My lips crash into hers because she closes the distance first. I close my eyes and find I’m not afraid of the darkness here. Not while her tongue slides against mine or when my lips own hers. I press my hard-on against her stomach and let the fuck go. I remember all of the times I wish I could have touched her, kissed her, claimed her as my own when she was my friend to cherish instead of my body to fuck. So much of myself was boxed and stored on a shelf in the name of being a good guy. For her. For her marriage. For what I thought would help her heal. She didn’t need another swinging cock trying to bed her. She needed a friendship. Now, though? Kendall. Is. Mine.

“I fucking want you so bad it hurts,” I say, pulling away from the kiss to read her eyes. The second her lashes flutter open, I see the condemnation of my soul. I vowed to never touch another man’s woman, and she is no longer a wife. Maybe I’ve always felt that she’s never been a wife because of how she reacted around me, but there aren’t any strings tethering her elsewhere. “I love you,” I whisper, or what I believe is a whisper into the side of her sweet-smelling neck.

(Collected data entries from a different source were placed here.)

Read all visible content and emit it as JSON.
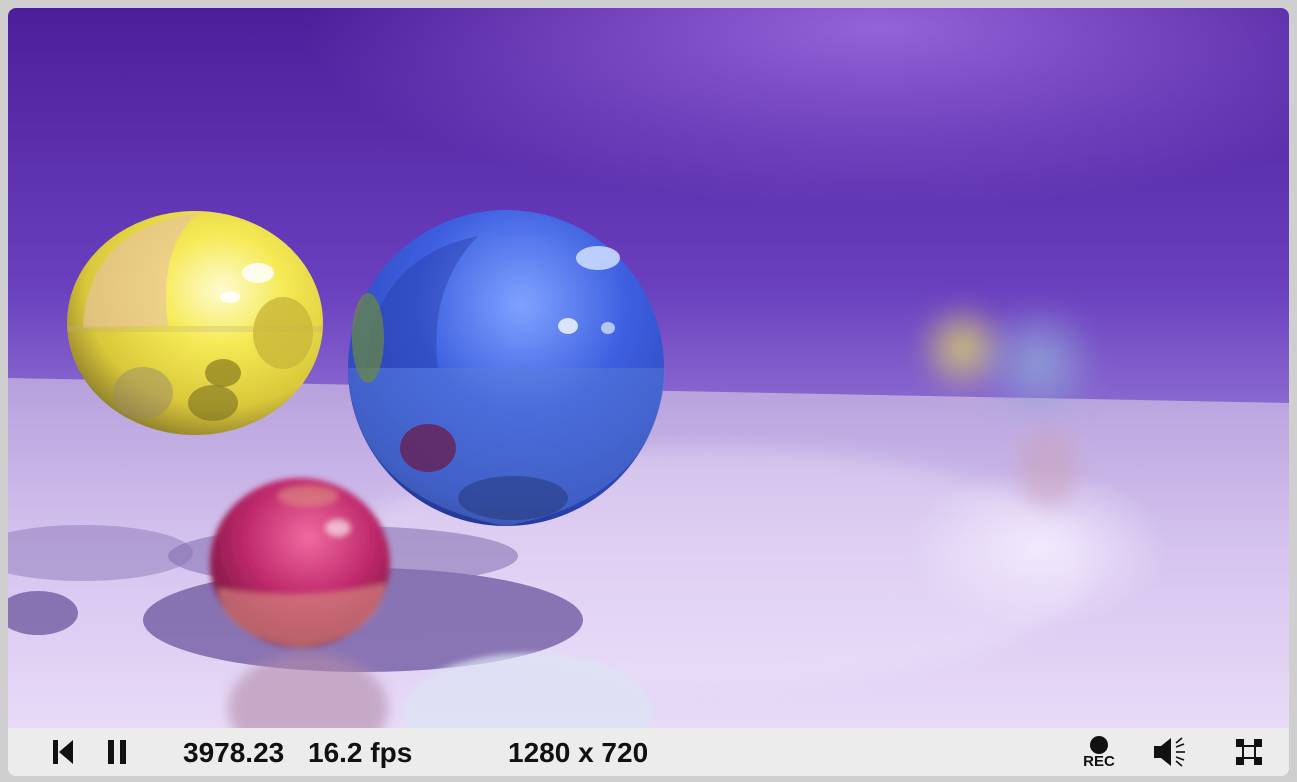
{
  "controls": {
    "time": "3978.23",
    "fps": "16.2 fps",
    "resolution": "1280 x 720",
    "rec_label": "REC"
  },
  "icons": {
    "rewind": "rewind-to-start-icon",
    "pause": "pause-icon",
    "record": "record-icon",
    "volume": "volume-icon",
    "fullscreen": "fullscreen-icon"
  },
  "colors": {
    "wall": "#5a2aa8",
    "floor": "#d9c6f0",
    "yellow_sphere": "#f2e640",
    "blue_sphere": "#3f63d8",
    "red_sphere": "#c0306a",
    "control_bar": "#ececec"
  }
}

Her perfume assaults me, driving my need further—making the ache unbearable. I let my hands glide down to cup her ass and pull her against me as I kiss and lick the hammering pulse in her neck. I feel it. I taste it. I canalmosthear it.

Kendall pushes me back, her shirt askew and her jeans unbuttoned and unzipped, the top of her panties waving hello. “Are you sure?” she signs slowly, licking her lips, eyes a deadly hue of fuck-me-now. I swallow hard. Fuck. Wildest dreams meet reality.

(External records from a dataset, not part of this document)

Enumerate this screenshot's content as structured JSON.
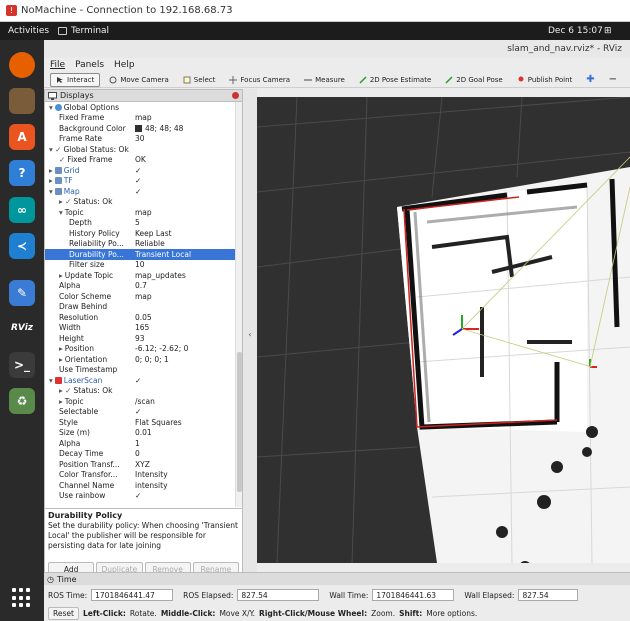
{
  "nx_bar": {
    "title": "NoMachine - Connection to 192.168.68.73"
  },
  "gnome": {
    "activities": "Activities",
    "app": "Terminal",
    "clock": "Dec 6  15:07"
  },
  "dock": {
    "items": [
      {
        "name": "firefox-icon",
        "color": "#e66000",
        "glyph": ""
      },
      {
        "name": "files-icon",
        "color": "#7a5c3a",
        "glyph": ""
      },
      {
        "name": "software-store-icon",
        "color": "#e95420",
        "glyph": "A"
      },
      {
        "name": "help-icon",
        "color": "#2f7fd8",
        "glyph": "?"
      },
      {
        "name": "arduino-icon",
        "color": "#00979c",
        "glyph": "∞"
      },
      {
        "name": "vscode-icon",
        "color": "#1f7fd0",
        "glyph": "≺"
      },
      {
        "name": "text-editor-icon",
        "color": "#3a7bd5",
        "glyph": "✎"
      },
      {
        "name": "rviz-icon",
        "color": "#2a2a2a",
        "glyph": "RViz"
      },
      {
        "name": "terminal-icon",
        "color": "#3b3b3b",
        "glyph": ">_"
      },
      {
        "name": "trash-icon",
        "color": "#5a8a4a",
        "glyph": "♻"
      }
    ]
  },
  "window": {
    "title": "slam_and_nav.rviz* - RViz"
  },
  "menu": {
    "file": "File",
    "panels": "Panels",
    "help": "Help"
  },
  "toolbar": {
    "interact": "Interact",
    "move_camera": "Move Camera",
    "select": "Select",
    "focus_camera": "Focus Camera",
    "measure": "Measure",
    "pose_estimate": "2D Pose Estimate",
    "goal_pose": "2D Goal Pose",
    "publish_point": "Publish Point"
  },
  "displays": {
    "title": "Displays",
    "rows": [
      {
        "label": "Global Options",
        "value": "",
        "indent": 1,
        "prefix": "▾",
        "style": "",
        "icon": "globe"
      },
      {
        "label": "Fixed Frame",
        "value": "map",
        "indent": 2
      },
      {
        "label": "Background Color",
        "value": "48; 48; 48",
        "indent": 2,
        "swatch": "#303030"
      },
      {
        "label": "Frame Rate",
        "value": "30",
        "indent": 2
      },
      {
        "label": "Global Status: Ok",
        "value": "",
        "indent": 1,
        "prefix": "▾ ✓"
      },
      {
        "label": "Fixed Frame",
        "value": "OK",
        "indent": 2,
        "prefix": "✓"
      },
      {
        "label": "Grid",
        "value": "✓",
        "indent": 1,
        "prefix": "▸",
        "style": "blue",
        "icon": "grid"
      },
      {
        "label": "TF",
        "value": "✓",
        "indent": 1,
        "prefix": "▸",
        "style": "blue",
        "icon": "tf"
      },
      {
        "label": "Map",
        "value": "✓",
        "indent": 1,
        "prefix": "▾",
        "style": "blue",
        "icon": "map"
      },
      {
        "label": "Status: Ok",
        "value": "",
        "indent": 2,
        "prefix": "▸ ✓"
      },
      {
        "label": "Topic",
        "value": "map",
        "indent": 2,
        "prefix": "▾"
      },
      {
        "label": "Depth",
        "value": "5",
        "indent": 3
      },
      {
        "label": "History Policy",
        "value": "Keep Last",
        "indent": 3
      },
      {
        "label": "Reliability Po...",
        "value": "Reliable",
        "indent": 3
      },
      {
        "label": "Durability Po...",
        "value": "Transient Local",
        "indent": 3,
        "selected": true
      },
      {
        "label": "Filter size",
        "value": "10",
        "indent": 3
      },
      {
        "label": "Update Topic",
        "value": "map_updates",
        "indent": 2,
        "prefix": "▸"
      },
      {
        "label": "Alpha",
        "value": "0.7",
        "indent": 2
      },
      {
        "label": "Color Scheme",
        "value": "map",
        "indent": 2
      },
      {
        "label": "Draw Behind",
        "value": "",
        "indent": 2
      },
      {
        "label": "Resolution",
        "value": "0.05",
        "indent": 2
      },
      {
        "label": "Width",
        "value": "165",
        "indent": 2
      },
      {
        "label": "Height",
        "value": "93",
        "indent": 2
      },
      {
        "label": "Position",
        "value": "-6.12; -2.62; 0",
        "indent": 2,
        "prefix": "▸"
      },
      {
        "label": "Orientation",
        "value": "0; 0; 0; 1",
        "indent": 2,
        "prefix": "▸"
      },
      {
        "label": "Use Timestamp",
        "value": "",
        "indent": 2
      },
      {
        "label": "LaserScan",
        "value": "✓",
        "indent": 1,
        "prefix": "▾",
        "style": "blue",
        "icon": "laser"
      },
      {
        "label": "Status: Ok",
        "value": "",
        "indent": 2,
        "prefix": "▸ ✓"
      },
      {
        "label": "Topic",
        "value": "/scan",
        "indent": 2,
        "prefix": "▸"
      },
      {
        "label": "Selectable",
        "value": "✓",
        "indent": 2
      },
      {
        "label": "Style",
        "value": "Flat Squares",
        "indent": 2
      },
      {
        "label": "Size (m)",
        "value": "0.01",
        "indent": 2
      },
      {
        "label": "Alpha",
        "value": "1",
        "indent": 2
      },
      {
        "label": "Decay Time",
        "value": "0",
        "indent": 2
      },
      {
        "label": "Position Transf...",
        "value": "XYZ",
        "indent": 2
      },
      {
        "label": "Color Transfor...",
        "value": "Intensity",
        "indent": 2
      },
      {
        "label": "Channel Name",
        "value": "intensity",
        "indent": 2
      },
      {
        "label": "Use rainbow",
        "value": "✓",
        "indent": 2
      }
    ],
    "desc_title": "Durability Policy",
    "desc_text": "Set the durability policy: When choosing 'Transient Local' the publisher will be responsible for persisting data for late joining",
    "buttons": {
      "add": "Add",
      "duplicate": "Duplicate",
      "remove": "Remove",
      "rename": "Rename"
    }
  },
  "time": {
    "title": "Time",
    "ros_time_label": "ROS Time:",
    "ros_time": "1701846441.47",
    "ros_elapsed_label": "ROS Elapsed:",
    "ros_elapsed": "827.54",
    "wall_time_label": "Wall Time:",
    "wall_time": "1701846441.63",
    "wall_elapsed_label": "Wall Elapsed:",
    "wall_elapsed": "827.54",
    "reset": "Reset",
    "hint_left_bold": "Left-Click:",
    "hint_left": "Rotate.",
    "hint_middle_bold": "Middle-Click:",
    "hint_middle": "Move X/Y.",
    "hint_right_bold": "Right-Click/Mouse Wheel:",
    "hint_right": "Zoom.",
    "hint_shift_bold": "Shift:",
    "hint_shift": "More options."
  }
}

“I’ve always been sure, but you need to know you’re not my biggest mistake.” Through the hazy lust beating between our bodies, she manages a smile. “Not making you mine all those years ago was my biggest mistake.” The smile transforming her face widens.

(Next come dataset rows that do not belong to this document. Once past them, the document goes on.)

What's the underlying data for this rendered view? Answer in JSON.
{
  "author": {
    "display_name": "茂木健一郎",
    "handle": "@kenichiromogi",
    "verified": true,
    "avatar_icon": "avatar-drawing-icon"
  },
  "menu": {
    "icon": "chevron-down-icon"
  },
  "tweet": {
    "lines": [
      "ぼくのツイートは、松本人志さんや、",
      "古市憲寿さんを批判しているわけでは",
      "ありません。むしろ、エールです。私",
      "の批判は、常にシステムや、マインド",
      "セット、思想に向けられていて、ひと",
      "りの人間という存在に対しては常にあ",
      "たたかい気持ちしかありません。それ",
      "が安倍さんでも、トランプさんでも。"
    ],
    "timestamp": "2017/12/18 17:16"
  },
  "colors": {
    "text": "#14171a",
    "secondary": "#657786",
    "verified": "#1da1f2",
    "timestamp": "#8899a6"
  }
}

Neck working as she swallows, she takes a step into my arms. I take both of her hands in my own. I canfeelmy heartbeat in my ears. It’s unfamiliar, a welcome change. She looks up at me. I’d give anything to hear her breaths right now. To be close to her with every sense, but maybe I can get used to this. She signs okay with her hands still inside mine.

If she’s determined to self-destruct alongside me, I should let her. I can be selfish if it makes her happy. Can’t I? It feels as if my life has been composed of work, filling my free time, and waiting for Kendall. Those three things. When I lived in Bronze Bay I was waiting for her to be of legal age. Transferring home and losing all connection with her shattered my soul to pieces, pieces I was willing to live with because of my love for her. Reconnecting with her and finding out she was married was torture. Waiting for her to leave Adam and to finalize her divorce seemed like it took ages. I’m looking at her right now and it feels like my moment. Our moment. Something monumental.

I remember the day I found out she was expecting. A man pining might hear that news and write off a woman for good. End of story, right? I remember sitting there in that fucking Bronze Bay diner everyone goes to listening to someone tell me about Kendall’s pregnancy and impending wedding thinking ‘Well, I have always wanted children.’That’s how bad I’ve had it for the woman. Accepting her in any form was always my only option. Even when I dated other women, there was never moments of comparison because I knew, deep down, my heart would always belong to her. Before I met her, if you had told me I would love a woman I had never kissed, let alone made love to, I would have called you a liar. Whoever is playing chess with human life has a sense of humor, we’ve made it here and I’m deaf. My hearing was the price I had to pay for her. That’s what I’ve reckoned.